Сначала Клер храбрилась и не желала обживать новую квартиру, считая её временным пристанищем. Но первые недели, проведённые на новом месте, изменили её отношения со временем. Не то чтобы время, парализованное болезнью, тревожным ожиданием или всем, что мешает двигаться, замедлило свой бег; не то чтобы оно застоялось, как застаивалась кровь в лёгких у Клер, — нет: время развалилось на фрагменты, лишилось своей обычной последовательности. Не было больше чёткой грани между днём и ночью — этому способствовал постоянный полумрак, царивший в квартире; Клер всё время спала, утверждая, что таким образом переживает шок, связанный с переездом. Старший и средний сыновья назначили днём посещений воскресенье, и это печалило больную, хотя сама она не понимала почему. Иногда дети упрекали мать в отсутствии оптимизма: ты живёшь прямо напротив Питье — лучше трудно придумать, говорили они, храня серьёзные лица. Только младший сын приходил, когда вздумается, и долго баюкал Клер в объятиях: он был выше матери почти на голову.

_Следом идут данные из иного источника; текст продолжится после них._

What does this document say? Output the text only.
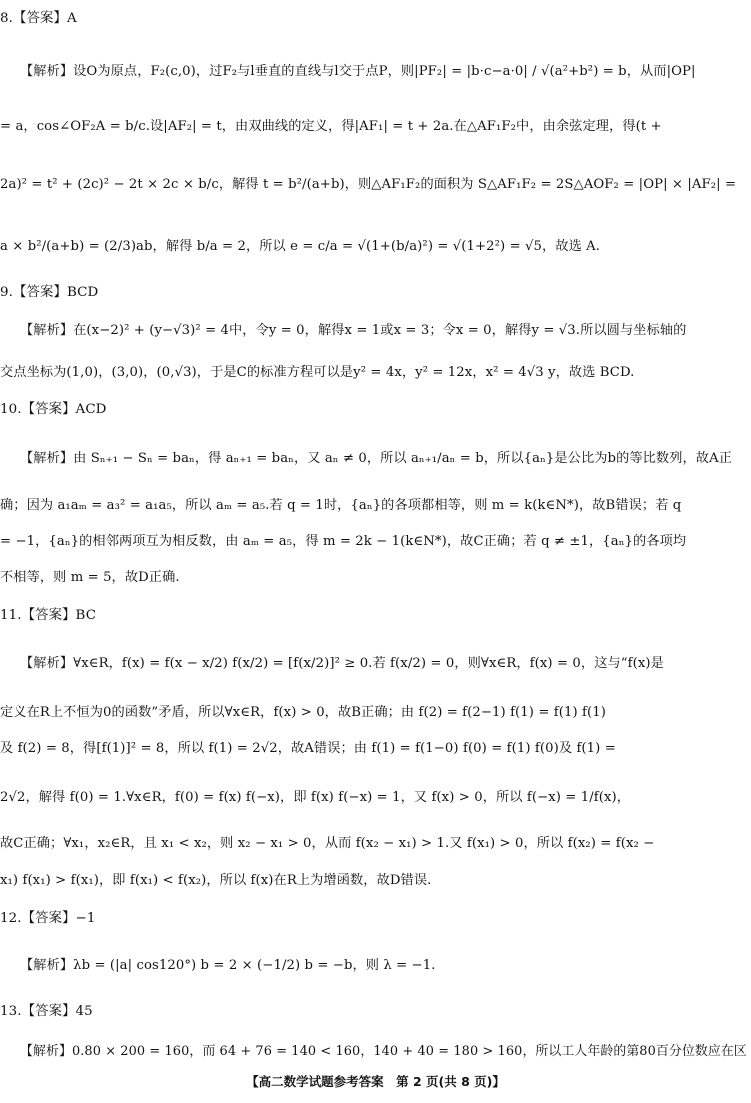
8.【答案】A
【解析】设O为原点，F₂(c,0)，过F₂与l垂直的直线与l交于点P，则|PF₂| = |b·c−a·0| / √(a²+b²) = b，从而|OP|
= a，cos∠OF₂A = b/c.设|AF₂| = t，由双曲线的定义，得|AF₁| = t + 2a.在△AF₁F₂中，由余弦定理，得(t +
2a)² = t² + (2c)² − 2t × 2c × b/c，解得 t = b²/(a+b)，则△AF₁F₂的面积为 S△AF₁F₂ = 2S△AOF₂ = |OP| × |AF₂| =
a × b²/(a+b) = (2/3)ab，解得 b/a = 2，所以 e = c/a = √(1+(b/a)²) = √(1+2²) = √5，故选 A.
9.【答案】BCD
【解析】在(x−2)² + (y−√3)² = 4中，令y = 0，解得x = 1或x = 3；令x = 0，解得y = √3.所以圆与坐标轴的
交点坐标为(1,0)，(3,0)，(0,√3)，于是C的标准方程可以是y² = 4x，y² = 12x，x² = 4√3 y，故选 BCD.
10.【答案】ACD
【解析】由 Sₙ₊₁ − Sₙ = baₙ，得 aₙ₊₁ = baₙ，又 aₙ ≠ 0，所以 aₙ₊₁/aₙ = b，所以{aₙ}是公比为b的等比数列，故A正
确；因为 a₁aₘ = a₃² = a₁a₅，所以 aₘ = a₅.若 q = 1时，{aₙ}的各项都相等，则 m = k(k∈N*)，故B错误；若 q
= −1，{aₙ}的相邻两项互为相反数，由 aₘ = a₅，得 m = 2k − 1(k∈N*)，故C正确；若 q ≠ ±1，{aₙ}的各项均
不相等，则 m = 5，故D正确.
11.【答案】BC
【解析】∀x∈R，f(x) = f(x − x/2) f(x/2) = [f(x/2)]² ≥ 0.若 f(x/2) = 0，则∀x∈R，f(x) = 0，这与“f(x)是
定义在R上不恒为0的函数”矛盾，所以∀x∈R，f(x) > 0，故B正确；由 f(2) = f(2−1) f(1) = f(1) f(1)
及 f(2) = 8，得[f(1)]² = 8，所以 f(1) = 2√2，故A错误；由 f(1) = f(1−0) f(0) = f(1) f(0)及 f(1) =
2√2，解得 f(0) = 1.∀x∈R，f(0) = f(x) f(−x)，即 f(x) f(−x) = 1，又 f(x) > 0，所以 f(−x) = 1/f(x)，
故C正确；∀x₁，x₂∈R，且 x₁ < x₂，则 x₂ − x₁ > 0，从而 f(x₂ − x₁) > 1.又 f(x₁) > 0，所以 f(x₂) = f(x₂ −
x₁) f(x₁) > f(x₁)，即 f(x₁) < f(x₂)，所以 f(x)在R上为增函数，故D错误.
12.【答案】−1
【解析】λb = (|a| cos120°) b = 2 × (−1/2) b = −b，则 λ = −1.
13.【答案】45
【解析】0.80 × 200 = 160，而 64 + 76 = 140 < 160，140 + 40 = 180 > 160，所以工人年龄的第80百分位数应在区
【高二数学试题参考答案　第 2 页(共 8 页)】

Отвратительная зима, злая весна, — Клер не видела, как зазеленел лес, как вновь обрели сочность цвета природы; ей не хватало лугов и подлеска, золотистых пней и кудрявого папоротника; не хватало света, пробивающегося сквозь кроны, птичьего многоголосия, наперстянки, растущей за лесом вдоль тайных троп, — безнадёжное лето. Клер слабела; тебе надо взбодриться; нужны ежедневный уход, полноценная еда; ты должна питаться строго по часам, вдалбливали Клер все, кто приходил её проведать и находил печальной, безжизненной, отсутствующей, в общем, хандрящей; красота черноглазой блондинки поблёкла, разъеденная беспокойством и недостатком свежего воздуха; волосы потускнели; глаза остекленели; изо рта шёл дурной запах; она всё время ходила в пижаме. Старший и средний сыновья бросились искать кого-нибудь, кто позаботился бы о матери, помогал бы по дому, взял бы на себя хозяйство, следил бы за приёмом лекарств. Узнав о затеваемой интриге, Клер встрепенулась и пришла в бешенство: они что, хотят окончательно лишить её свободы, которой и так у неё почти не осталось? Бледная, она с горечью бормотала: не желаю находиться под постоянным надзором — и не хочу больше говорить ни о здоровье, ни о болезни.